Despite solar energy’s rapid growth, it still only accounts for less than 1 percent of all U.S. electricity production. Schumer said that while many businesses and residential developers are beginning to install solar panels to save on energy costs and operate in an environmentally conscious manner, there needs to be a concentrated effort to help facilitate the increased use of solar technology. Without this vital credit the Solar Energy Industry Association projected a loss of 80,000 jobs nationwide in the solar industry alone. The solar ITC has played a critical role in helping jumpstart solar energy projects. With stability provided by the solar investment tax credit, solar costs have dropped rapidly and continuously – the average cost of solar energy has dropped by more than 73 percent since solar investment tax credit was expanded in 2006. Residential costs have dropped by 45% since 2010, while utility-scale costs have dropped more significantly, with recent contracts at prices below $0.05/kWh.
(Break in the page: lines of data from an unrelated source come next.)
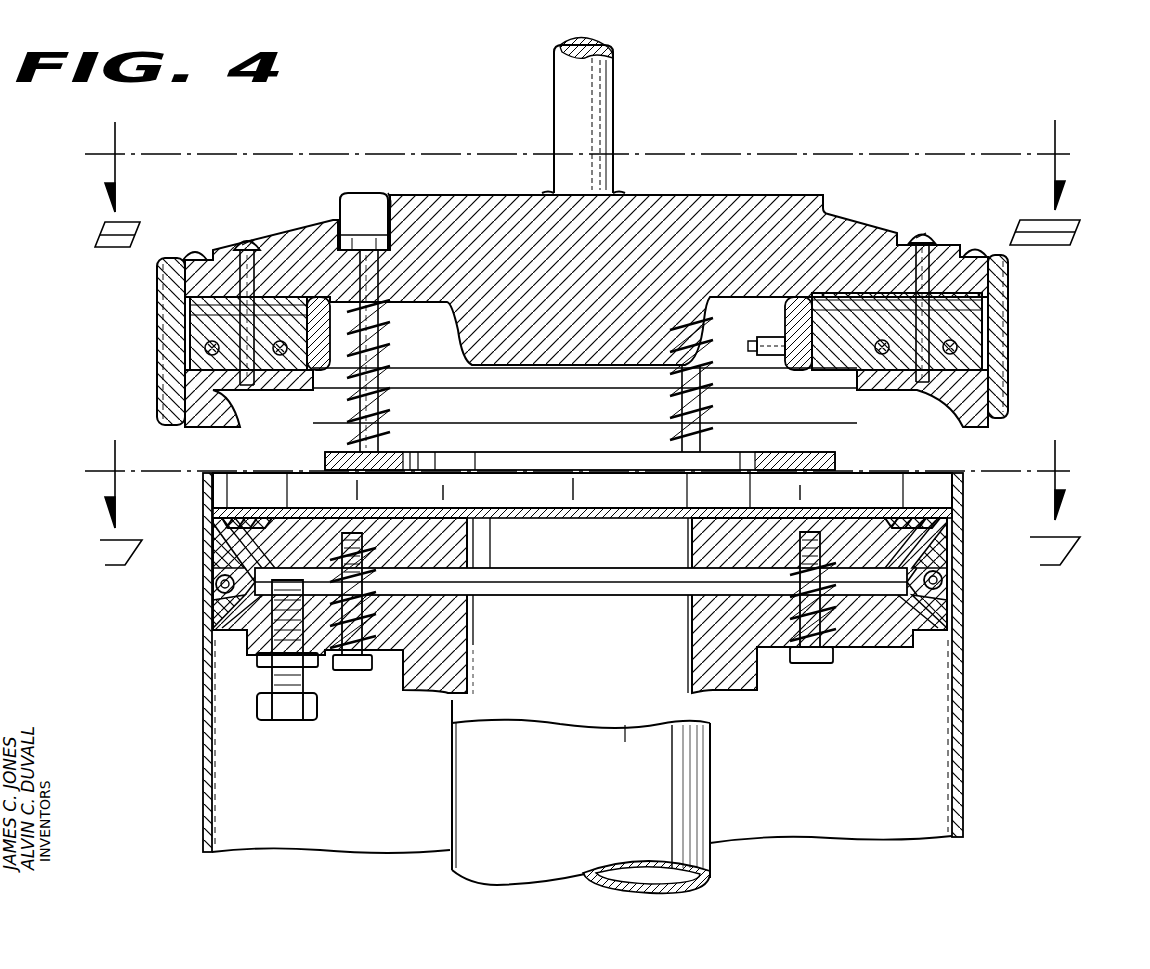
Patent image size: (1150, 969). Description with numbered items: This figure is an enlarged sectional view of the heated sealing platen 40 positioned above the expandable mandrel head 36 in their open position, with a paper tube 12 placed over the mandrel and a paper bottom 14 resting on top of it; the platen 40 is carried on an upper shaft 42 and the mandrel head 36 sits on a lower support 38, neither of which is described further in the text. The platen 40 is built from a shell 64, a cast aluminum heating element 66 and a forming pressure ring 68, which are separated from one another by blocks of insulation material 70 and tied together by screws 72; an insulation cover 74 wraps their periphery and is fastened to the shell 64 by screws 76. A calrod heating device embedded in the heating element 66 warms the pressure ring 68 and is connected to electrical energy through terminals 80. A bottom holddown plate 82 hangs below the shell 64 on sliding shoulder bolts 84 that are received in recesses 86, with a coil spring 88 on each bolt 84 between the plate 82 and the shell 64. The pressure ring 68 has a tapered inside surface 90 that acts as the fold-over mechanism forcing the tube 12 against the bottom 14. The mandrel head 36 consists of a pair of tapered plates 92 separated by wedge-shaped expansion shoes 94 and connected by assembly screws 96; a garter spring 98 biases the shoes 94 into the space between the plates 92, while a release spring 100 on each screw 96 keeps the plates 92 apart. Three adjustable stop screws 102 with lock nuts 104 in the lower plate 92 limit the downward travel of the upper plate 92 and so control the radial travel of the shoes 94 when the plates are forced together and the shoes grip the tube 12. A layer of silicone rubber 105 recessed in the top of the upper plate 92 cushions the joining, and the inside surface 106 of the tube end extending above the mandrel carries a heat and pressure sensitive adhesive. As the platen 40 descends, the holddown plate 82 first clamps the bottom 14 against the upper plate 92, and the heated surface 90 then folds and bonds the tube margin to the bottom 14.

The paper tube 12 is at (965, 770).
The paper bottom 14 is at (631, 510).
The expandable mandrel head 36 is at (930, 651).
The shaft 38 is at (486, 858).
The heated sealing platen 40 is at (672, 190).
The drive shaft 42 is at (597, 86).
The shell 64 is at (790, 205).
The cast aluminum heating element 66 is at (962, 338).
The forming pressure ring 68 is at (952, 346).
The blocks of insulation material 70 is at (975, 330).
The screws 72 is at (262, 206).
The insulation cover 74 is at (1009, 268).
The screws 76 is at (192, 256).
The terminals 80 is at (756, 340).
The bottom holddown plate 82 is at (826, 466).
The sliding shoulder bolts 84 is at (364, 245).
The recesses 86 is at (398, 205).
The coil spring 88 is at (363, 432).
The tapered inside surface 90 is at (213, 400).
The tapered plates 92 is at (927, 546).
The expansion shoes 94 is at (222, 556).
The assembly screws 96 is at (351, 675).
The garter spring 98 is at (216, 585).
The release spring 100 is at (382, 630).
The adjustable stop screws 102 is at (258, 706).
The lock nuts 104 is at (258, 661).
The layer of silicone rubber 105 is at (227, 524).
The inside surface 106 is at (216, 492).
The solar industry now employs 174,000 workers in 50 states, including 3,300 in New York

In 2014, SolarCity acquired Silevo, a company that produced high-tech Triex panels for solar energy production. At the time of SolarCity’s acquisition, Silevo had an agreement in place with New York State officials to build a solar panel manufacturing facility in Buffalo. SolarCity promised to honor Silevo’s commitment to keep the facility in Buffalo. Once completed, the facility will include a 1 million square foot manufacturing factory on a site located at Riverbend in Buffalo. Solarcity anticipates the facility will be completed in the third quarter of 2016 and will be fully operational in 2017. The project will create nearly 3,000 jobs, including 1,460 high-tech jobs at the SolarCity facility and an additional 1,440 supply-chain jobs. Jobs are expected to pay roughly $45,000 for manufacturing jobs, and up to more than $100,000 for higher-skilled engineering jobs.